The original study published by Jones et al (2008), ‘Global Trends in Emerging Infectious Diseases’, has since been updated by Allen et al (2017), ‘Global Hotspots and Correlates of Emerging Zoonotic Diseases’. The data in this study is collected through an extensive literature review, collecting data from 1940 onwards. The study identifies the spatial, temporal and biological characteristics of a disease during its initial emergence in the human population. The study seeks to identify why diseases emerge within the human population, rather than providing metrics of mortality and morbidity for each outbreak. Supplementary information includes the dataset created and is made available online via the Nature journal. The initial study was funded by NSF, NIH, The New York Community Trust, V. Kann Rasmussen Foundation and Columbia University Earth Institute fellowship. The updated study was funded by the United States Agency for International Development (USAID) and the Department of the Defense, Defense Threat Reduction Agency.

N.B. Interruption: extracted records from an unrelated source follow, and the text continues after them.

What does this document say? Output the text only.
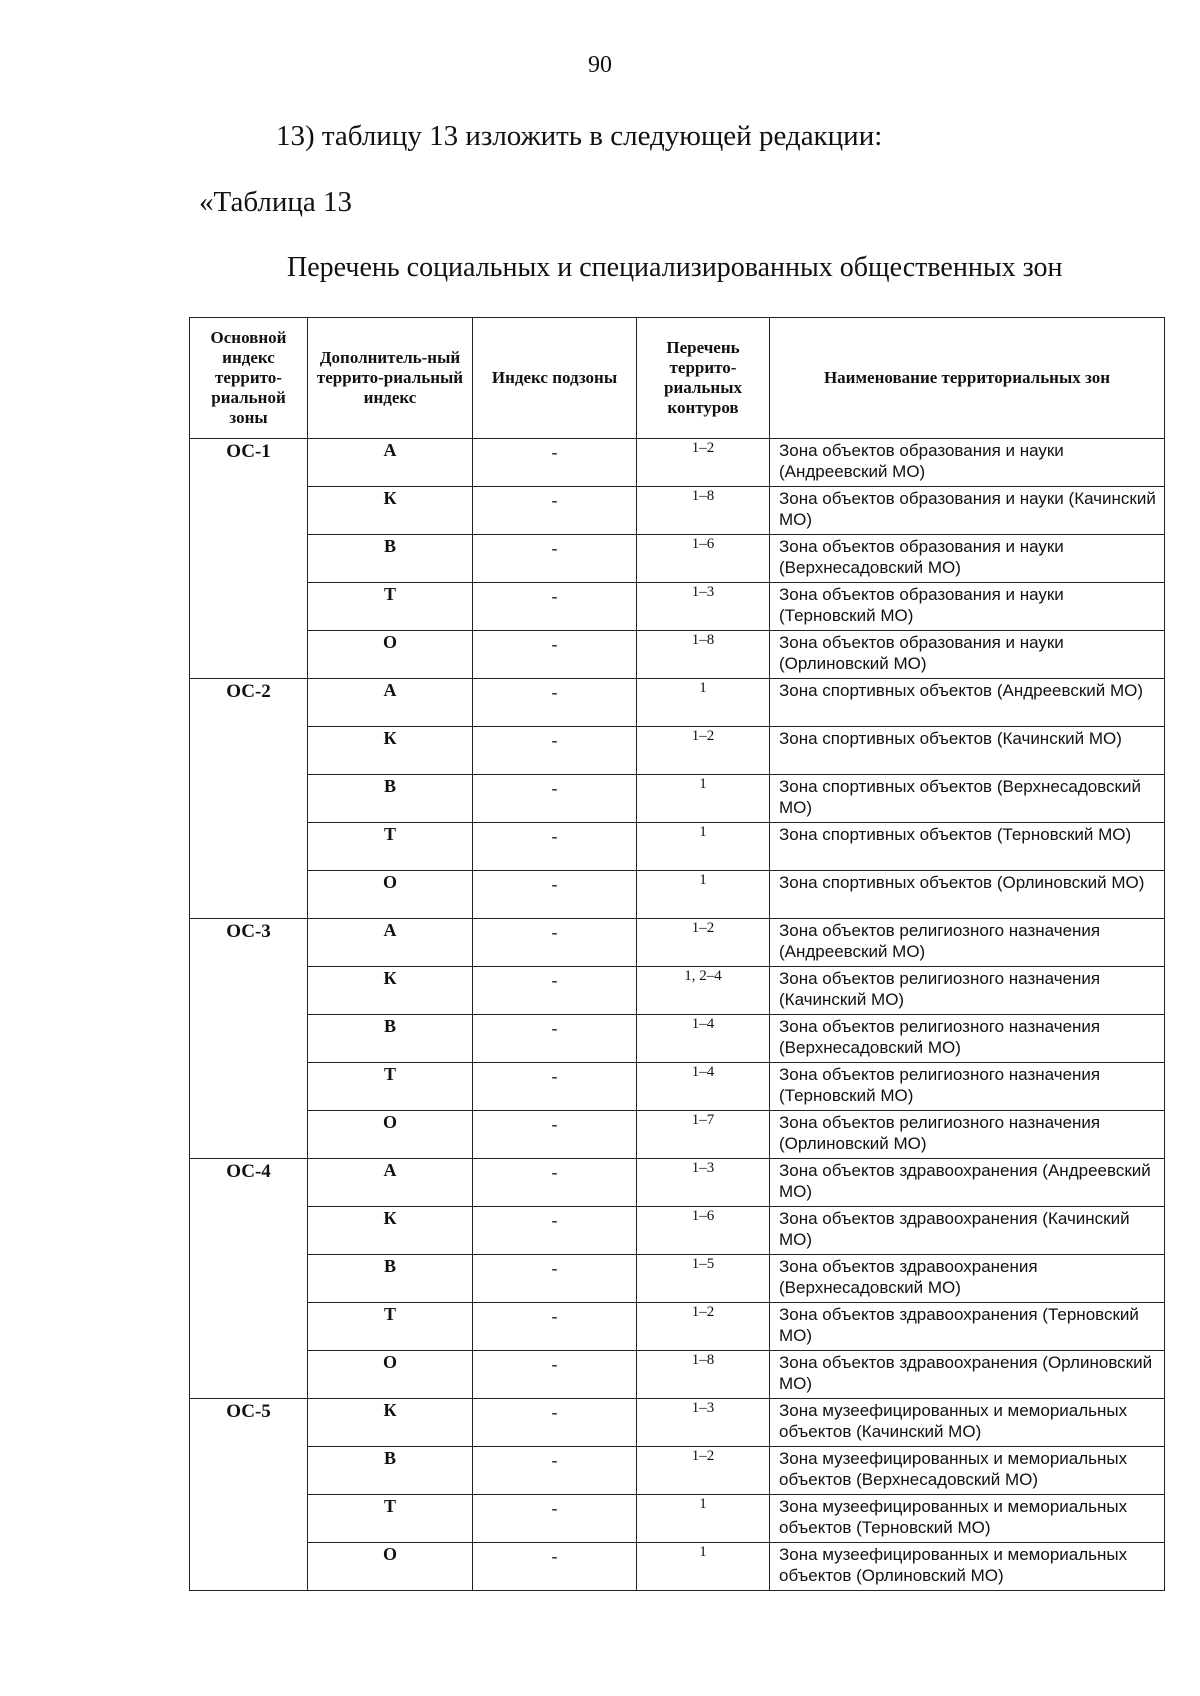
90
13) таблицу 13 изложить в следующей редакции:
«Таблица 13
Перечень социальных и специализированных общественных зон
Основной индекс террито-риальной зоны	Дополнитель-ный террито-риальный индекс	Индекс подзоны	Перечень террито-риальных контуров	Наименование территориальных зон
ОС-1	А	-	1–2	Зона объектов образования и науки (Андреевский МО)
	К	-	1–8	Зона объектов образования и науки (Качинский МО)
	В	-	1–6	Зона объектов образования и науки (Верхнесадовский МО)
	Т	-	1–3	Зона объектов образования и науки (Терновский МО)
	О	-	1–8	Зона объектов образования и науки (Орлиновский МО)
ОС-2	А	-	1	Зона спортивных объектов (Андреевский МО)
	К	-	1–2	Зона спортивных объектов (Качинский МО)
	В	-	1	Зона спортивных объектов (Верхнесадовский МО)
	Т	-	1	Зона спортивных объектов (Терновский МО)
	О	-	1	Зона спортивных объектов (Орлиновский МО)
ОС-3	А	-	1–2	Зона объектов религиозного назначения (Андреевский МО)
	К	-	1, 2–4	Зона объектов религиозного назначения (Качинский МО)
	В	-	1–4	Зона объектов религиозного назначения (Верхнесадовский МО)
	Т	-	1–4	Зона объектов религиозного назначения (Терновский МО)
	О	-	1–7	Зона объектов религиозного назначения (Орлиновский МО)
ОС-4	А	-	1–3	Зона объектов здравоохранения (Андреевский МО)
	К	-	1–6	Зона объектов здравоохранения (Качинский МО)
	В	-	1–5	Зона объектов здравоохранения (Верхнесадовский МО)
	Т	-	1–2	Зона объектов здравоохранения (Терновский МО)
	О	-	1–8	Зона объектов здравоохранения (Орлиновский МО)
ОС-5	К	-	1–3	Зона музеефицированных и мемориальных объектов (Качинский МО)
	В	-	1–2	Зона музеефицированных и мемориальных объектов (Верхнесадовский МО)
	Т	-	1	Зона музеефицированных и мемориальных объектов (Терновский МО)
	О	-	1	Зона музеефицированных и мемориальных объектов (Орлиновский МО)
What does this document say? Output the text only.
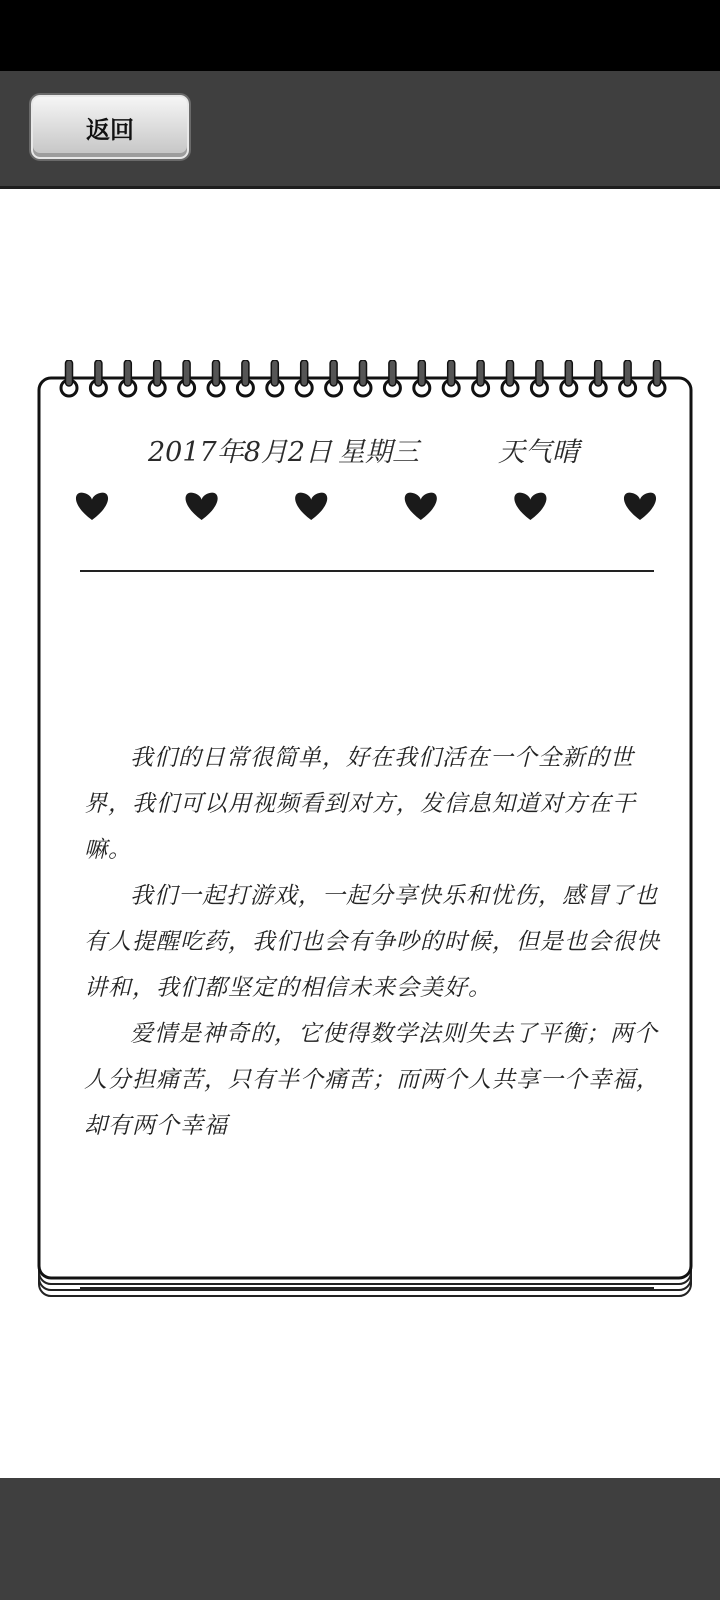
返回
2017年8月2日 星期三	天气晴

我们的日常很简单，好在我们活在一个全新的世界，我们可以用视频看到对方，发信息知道对方在干嘛。

我们一起打游戏，一起分享快乐和忧伤，感冒了也有人提醒吃药，我们也会有争吵的时候，但是也会很快讲和，我们都坚定的相信未来会美好。

爱情是神奇的，它使得数学法则失去了平衡；两个人分担痛苦，只有半个痛苦；而两个人共享一个幸福，却有两个幸福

The Global Infectious Diseases and Epidemiology Network (GIDEON) supplies infectious disease outbreak data to its subscribers, and can accessed here. GIDEON was founded in 1992 and is available as a web based application and an ebook series. The data is collected from peer-reviewed publications, national health ministry reports, and other key global health players (e.g. WHO & CDC). The system is updated frequently to ensure that the data is as accurate and relevant as possible. There are two main categories within GIDEON: infectious disease and microbiology. The database is accessible by a 15-day free trial, and after a monthly subscription fee of $99.90 (1-year contract) or $199.90 (monthly rolling bases). GIDEON is a private organization and funded through these subscription fees. Although GIDEON requires a subscription fee, it has been used in a number of published studies with databases made available. Most notably, Smith et al compiled a comprehensive dataset from GIDEON that spans over a 33-year period (1980-2013).

5.   HealthMap

HealthMap was established in 2006 at Boston Children’s Hospital to provide real-time surveillance of infectious disease outbreaks. The software uses freely available, informal online data sources, including but not limited to: ProMED, WHO, OIE, FAO, Google News, and EuroSurveillance. The data is displayed through a map, each point indicating an outbreak. The data can be filtered by disease, location, source, species, and date. Alternatively, the data can be viewed through a list format or over a time series graph. The data can be accessed online or through their mobile app “outbreaks near me”. The data source is made available primarily through funding by: Google, the Gates Foundation, Unilever, USAID, Amazon, Merck, Twitter, CIHR, CDC, Defense Threat Reduction Agency (DTRA), IARPA, and the U.S. National Library of Medicine. HealthMap can be accessed here.

6.   ProMED

The Program for Monitoring Emerging Disease (ProMED) is a program from the International Society for Infectious Diseases and tracks infectious disease outbreaks and acute exposures to toxins. The data is collected through media reports, official reports, online summaries, local observers, and others. The information submitted by individuals must be accompanied by affiliation identification, and is screened by the ProMED team prior to posting. ProMED is an archived database of infectious disease reports, which makes it difficult to extract large amounts of data efficiently. The program was created to increase communication among the international infectious diseases community, and encourages discussion. ProMED is available through an online website and allows individuals to subscribe to one or more of their “lists” in order to receive updated outbreak reports via email. The lists identify which topic areas are of interest within the ProMED database. ProMED collaborates with the HealthMap at the Boston Children’s Hospital. The funding for ProMED is primarily made available by the Wellcome Trust, Skoll Global Threats Funds, Google, the Gates Foundation, the Rockefeller Foundation, the Oracle Corporation, and the Nuclear Threat Initiative. ProMed can be accessed here.